L’histoire démographique du Gabon est paradoxale. Contrairement à nombre de pays africains confrontés à une croissance incontrôlée, le pays a longtemps souffert d’un déficit de population. La traite négrière, les maladies endémiques, puis une urbanisation rapide ont façonné une démographie fragile. Libreville et Port-Gentil concentrent aujourd’hui l’essentiel de la population, accentuant les déséquilibres territoriaux. Le Gabon est moins un pays plein qu’un pays concentré.
Mais le véritable enjeu n’est pas le nombre. Il est la qualité. Une population de 2,6 millions d’habitants peut constituer une formidable base de développement si elle est éduquée, formée, insérée dans un tissu productif diversifié. Elle peut devenir un fardeau si elle demeure dépendante de la rente pétrolière, enfermée dans un chômage structurel et privée de perspectives. La démographie est neutre par nature ; elle devient levier ou contrainte selon la stratégie nationale.

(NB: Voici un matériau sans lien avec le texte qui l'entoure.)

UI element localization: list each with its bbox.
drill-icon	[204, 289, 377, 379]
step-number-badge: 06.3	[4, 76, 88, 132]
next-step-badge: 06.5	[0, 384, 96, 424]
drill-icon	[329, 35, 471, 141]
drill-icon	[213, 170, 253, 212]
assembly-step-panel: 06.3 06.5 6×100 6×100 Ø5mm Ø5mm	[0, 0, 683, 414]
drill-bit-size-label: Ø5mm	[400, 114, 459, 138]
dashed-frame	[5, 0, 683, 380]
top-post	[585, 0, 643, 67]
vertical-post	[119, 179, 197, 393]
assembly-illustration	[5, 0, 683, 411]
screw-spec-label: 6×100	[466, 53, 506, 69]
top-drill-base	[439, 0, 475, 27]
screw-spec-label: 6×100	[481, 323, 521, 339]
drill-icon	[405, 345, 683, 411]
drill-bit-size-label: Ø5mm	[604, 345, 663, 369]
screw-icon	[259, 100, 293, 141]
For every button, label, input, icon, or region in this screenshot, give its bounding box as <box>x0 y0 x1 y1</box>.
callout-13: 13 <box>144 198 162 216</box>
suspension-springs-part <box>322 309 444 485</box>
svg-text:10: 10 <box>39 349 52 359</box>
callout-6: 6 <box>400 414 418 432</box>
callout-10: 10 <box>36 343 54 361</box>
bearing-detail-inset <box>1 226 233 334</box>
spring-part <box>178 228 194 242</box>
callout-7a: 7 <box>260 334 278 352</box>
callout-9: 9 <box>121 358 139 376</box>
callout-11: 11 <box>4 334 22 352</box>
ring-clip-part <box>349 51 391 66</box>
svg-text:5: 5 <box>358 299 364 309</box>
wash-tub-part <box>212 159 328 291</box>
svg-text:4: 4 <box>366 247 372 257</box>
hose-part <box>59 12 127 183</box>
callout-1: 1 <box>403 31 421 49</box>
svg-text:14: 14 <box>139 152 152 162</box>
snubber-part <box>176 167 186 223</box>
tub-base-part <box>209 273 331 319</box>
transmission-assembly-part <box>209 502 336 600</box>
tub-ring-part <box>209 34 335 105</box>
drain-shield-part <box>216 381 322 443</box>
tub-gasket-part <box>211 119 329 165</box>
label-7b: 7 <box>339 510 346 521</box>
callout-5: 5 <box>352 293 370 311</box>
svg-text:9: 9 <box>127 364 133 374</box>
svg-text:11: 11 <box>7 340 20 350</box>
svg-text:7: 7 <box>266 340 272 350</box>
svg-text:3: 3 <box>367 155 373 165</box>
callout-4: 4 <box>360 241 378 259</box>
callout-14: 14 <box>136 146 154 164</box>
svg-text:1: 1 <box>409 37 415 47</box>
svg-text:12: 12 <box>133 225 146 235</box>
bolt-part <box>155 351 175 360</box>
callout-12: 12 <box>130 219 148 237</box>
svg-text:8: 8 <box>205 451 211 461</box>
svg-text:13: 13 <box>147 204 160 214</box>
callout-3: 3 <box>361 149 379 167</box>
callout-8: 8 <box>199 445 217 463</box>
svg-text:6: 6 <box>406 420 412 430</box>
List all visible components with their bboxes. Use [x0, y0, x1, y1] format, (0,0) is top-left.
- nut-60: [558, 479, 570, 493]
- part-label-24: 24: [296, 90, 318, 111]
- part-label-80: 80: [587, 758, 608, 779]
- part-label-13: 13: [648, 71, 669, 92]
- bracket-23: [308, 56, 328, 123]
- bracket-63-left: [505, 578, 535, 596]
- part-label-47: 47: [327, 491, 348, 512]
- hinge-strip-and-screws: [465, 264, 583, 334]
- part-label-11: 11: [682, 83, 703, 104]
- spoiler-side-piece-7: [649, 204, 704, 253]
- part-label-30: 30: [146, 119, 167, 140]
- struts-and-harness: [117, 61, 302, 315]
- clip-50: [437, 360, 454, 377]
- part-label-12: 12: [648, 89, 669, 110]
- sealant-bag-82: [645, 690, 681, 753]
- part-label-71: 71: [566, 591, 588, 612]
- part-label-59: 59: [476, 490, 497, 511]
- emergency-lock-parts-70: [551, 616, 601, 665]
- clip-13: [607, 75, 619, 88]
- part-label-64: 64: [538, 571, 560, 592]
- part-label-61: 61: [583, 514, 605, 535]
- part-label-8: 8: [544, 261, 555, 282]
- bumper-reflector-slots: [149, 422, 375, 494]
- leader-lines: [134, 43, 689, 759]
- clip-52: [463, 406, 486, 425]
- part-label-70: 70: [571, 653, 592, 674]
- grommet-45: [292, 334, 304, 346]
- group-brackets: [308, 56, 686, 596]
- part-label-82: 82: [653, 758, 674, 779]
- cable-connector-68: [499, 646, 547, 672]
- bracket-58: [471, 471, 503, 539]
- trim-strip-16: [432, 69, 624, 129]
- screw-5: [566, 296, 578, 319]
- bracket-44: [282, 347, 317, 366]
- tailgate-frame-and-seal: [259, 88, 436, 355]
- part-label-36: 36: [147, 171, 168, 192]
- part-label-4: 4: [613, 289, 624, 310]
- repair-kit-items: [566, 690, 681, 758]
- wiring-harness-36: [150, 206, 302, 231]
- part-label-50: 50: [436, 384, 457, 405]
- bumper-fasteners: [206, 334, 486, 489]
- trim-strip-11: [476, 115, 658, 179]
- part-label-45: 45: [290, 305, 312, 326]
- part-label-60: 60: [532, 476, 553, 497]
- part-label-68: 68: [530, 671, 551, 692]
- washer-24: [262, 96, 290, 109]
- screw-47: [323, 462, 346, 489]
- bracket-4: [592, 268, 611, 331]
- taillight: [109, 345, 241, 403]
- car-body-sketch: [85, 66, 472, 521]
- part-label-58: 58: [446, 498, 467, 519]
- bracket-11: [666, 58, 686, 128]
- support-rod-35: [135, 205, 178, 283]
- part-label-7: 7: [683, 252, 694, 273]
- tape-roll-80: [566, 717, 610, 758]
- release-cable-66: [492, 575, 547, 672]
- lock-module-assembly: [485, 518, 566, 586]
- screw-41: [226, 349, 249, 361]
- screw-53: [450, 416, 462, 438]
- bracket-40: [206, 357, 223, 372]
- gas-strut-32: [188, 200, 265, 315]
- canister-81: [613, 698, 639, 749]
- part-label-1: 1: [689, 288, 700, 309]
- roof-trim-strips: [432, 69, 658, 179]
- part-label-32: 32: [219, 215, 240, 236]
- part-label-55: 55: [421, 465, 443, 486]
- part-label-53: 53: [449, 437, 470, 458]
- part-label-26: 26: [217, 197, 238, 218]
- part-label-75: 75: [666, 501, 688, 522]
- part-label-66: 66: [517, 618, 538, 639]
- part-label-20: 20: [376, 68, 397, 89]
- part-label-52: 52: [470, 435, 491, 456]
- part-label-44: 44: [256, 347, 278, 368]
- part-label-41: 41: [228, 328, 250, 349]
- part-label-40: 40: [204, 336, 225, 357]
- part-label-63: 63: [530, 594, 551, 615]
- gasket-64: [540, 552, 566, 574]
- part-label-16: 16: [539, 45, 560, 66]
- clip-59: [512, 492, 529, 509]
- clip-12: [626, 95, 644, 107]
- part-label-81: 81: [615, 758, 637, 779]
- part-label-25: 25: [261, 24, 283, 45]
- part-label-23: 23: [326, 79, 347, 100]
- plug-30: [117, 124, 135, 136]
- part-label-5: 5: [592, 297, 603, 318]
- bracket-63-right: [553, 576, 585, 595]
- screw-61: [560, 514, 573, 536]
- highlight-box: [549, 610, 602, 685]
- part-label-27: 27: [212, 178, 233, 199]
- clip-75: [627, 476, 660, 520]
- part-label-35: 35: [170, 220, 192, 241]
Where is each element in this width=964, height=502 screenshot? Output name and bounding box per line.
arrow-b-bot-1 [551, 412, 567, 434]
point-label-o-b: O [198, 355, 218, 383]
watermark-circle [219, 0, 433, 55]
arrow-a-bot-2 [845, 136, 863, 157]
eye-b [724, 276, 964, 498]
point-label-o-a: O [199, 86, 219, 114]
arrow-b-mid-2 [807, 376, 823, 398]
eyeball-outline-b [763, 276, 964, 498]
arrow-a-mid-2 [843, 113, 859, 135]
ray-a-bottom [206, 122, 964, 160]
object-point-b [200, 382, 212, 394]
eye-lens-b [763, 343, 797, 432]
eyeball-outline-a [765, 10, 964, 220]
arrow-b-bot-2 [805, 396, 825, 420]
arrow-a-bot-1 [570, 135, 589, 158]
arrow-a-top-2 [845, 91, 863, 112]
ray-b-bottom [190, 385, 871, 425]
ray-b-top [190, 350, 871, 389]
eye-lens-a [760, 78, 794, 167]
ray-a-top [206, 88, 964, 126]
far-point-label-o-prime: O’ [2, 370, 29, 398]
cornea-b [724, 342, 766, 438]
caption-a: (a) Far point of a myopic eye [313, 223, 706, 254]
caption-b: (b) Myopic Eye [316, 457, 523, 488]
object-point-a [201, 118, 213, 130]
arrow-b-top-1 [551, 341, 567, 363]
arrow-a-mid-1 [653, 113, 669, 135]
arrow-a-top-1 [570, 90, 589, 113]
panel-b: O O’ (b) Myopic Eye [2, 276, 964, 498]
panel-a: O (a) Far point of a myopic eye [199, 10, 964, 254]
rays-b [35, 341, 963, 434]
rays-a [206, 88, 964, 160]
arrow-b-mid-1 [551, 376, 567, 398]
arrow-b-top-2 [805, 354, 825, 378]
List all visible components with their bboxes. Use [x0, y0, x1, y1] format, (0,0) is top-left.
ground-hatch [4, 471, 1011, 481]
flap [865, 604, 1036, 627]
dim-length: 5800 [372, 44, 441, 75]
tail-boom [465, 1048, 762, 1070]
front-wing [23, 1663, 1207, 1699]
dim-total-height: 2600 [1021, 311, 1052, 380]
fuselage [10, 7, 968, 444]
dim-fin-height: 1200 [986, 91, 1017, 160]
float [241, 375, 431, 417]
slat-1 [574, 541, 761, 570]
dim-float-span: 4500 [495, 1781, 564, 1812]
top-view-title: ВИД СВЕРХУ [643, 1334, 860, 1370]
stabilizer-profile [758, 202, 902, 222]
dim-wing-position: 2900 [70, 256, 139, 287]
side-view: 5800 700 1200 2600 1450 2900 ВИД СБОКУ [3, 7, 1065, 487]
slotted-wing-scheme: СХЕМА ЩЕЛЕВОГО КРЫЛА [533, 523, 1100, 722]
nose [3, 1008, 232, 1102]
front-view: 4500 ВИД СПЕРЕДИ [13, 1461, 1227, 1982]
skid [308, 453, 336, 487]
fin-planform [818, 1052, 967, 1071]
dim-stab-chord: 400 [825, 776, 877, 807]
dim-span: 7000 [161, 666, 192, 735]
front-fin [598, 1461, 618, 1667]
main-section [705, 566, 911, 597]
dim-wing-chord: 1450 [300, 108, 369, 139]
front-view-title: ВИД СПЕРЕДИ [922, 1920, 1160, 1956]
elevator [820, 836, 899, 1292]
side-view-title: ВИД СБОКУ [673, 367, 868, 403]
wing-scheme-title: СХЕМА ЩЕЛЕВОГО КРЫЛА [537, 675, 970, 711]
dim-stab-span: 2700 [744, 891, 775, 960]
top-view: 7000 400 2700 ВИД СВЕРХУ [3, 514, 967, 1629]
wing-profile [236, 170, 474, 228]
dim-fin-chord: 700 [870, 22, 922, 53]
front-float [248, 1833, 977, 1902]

À cet égard, le Gabon se trouve à la croisée des chemins. La transition démographique s’amorce : la fécondité ralentit, l’urbanisation progresse, la jeunesse domine la pyramide des âges. Cette jeunesse représente une opportunité historique. Encore faut-il qu’elle soit intégrée dans un projet collectif. L’éducation, la santé, l’emploi productif ne relèvent pas de la dépense sociale ; ils constituent des investissements stratégiques.
Comparé à des géants comme le Nigeria ou l’Éthiopie, le Gabon ne jouera jamais la carte du nombre. Sa force potentielle réside ailleurs : dans la qualité de son capital humain, dans la valorisation de ses ressources forestières et minières, dans sa stabilité institutionnelle. Une population maîtrisée peut permettre une gouvernance plus efficace, une redistribution plus équitable, une planification plus rationnelle.
Mais l’histoire récente enseigne que la rente ne suffit pas à construire une nation prospère. Le pétrole a longtemps compensé la faiblesse démographique en finançant l’État et en attirant une main-d’œuvre étrangère. À l’heure de la transition énergétique mondiale, cette équation vacille. Le pays doit transformer son avantage démographique relatif en avantage compétitif.
« Nous sommes 2,6 millions d’habitants ». Derrière cette affirmation se cache une responsabilité collective. Celle de transformer une donnée statistique en ambition nationale. Le Gabon ne sera ni une puissance démographique ni un marché de masse. Il peut, en revanche, devenir un modèle de développement maîtrisé, fondé sur l’intelligence, la durabilité et la cohésion.
La question n’est donc pas combien nous sommes. Elle est ce que nous voulons devenir.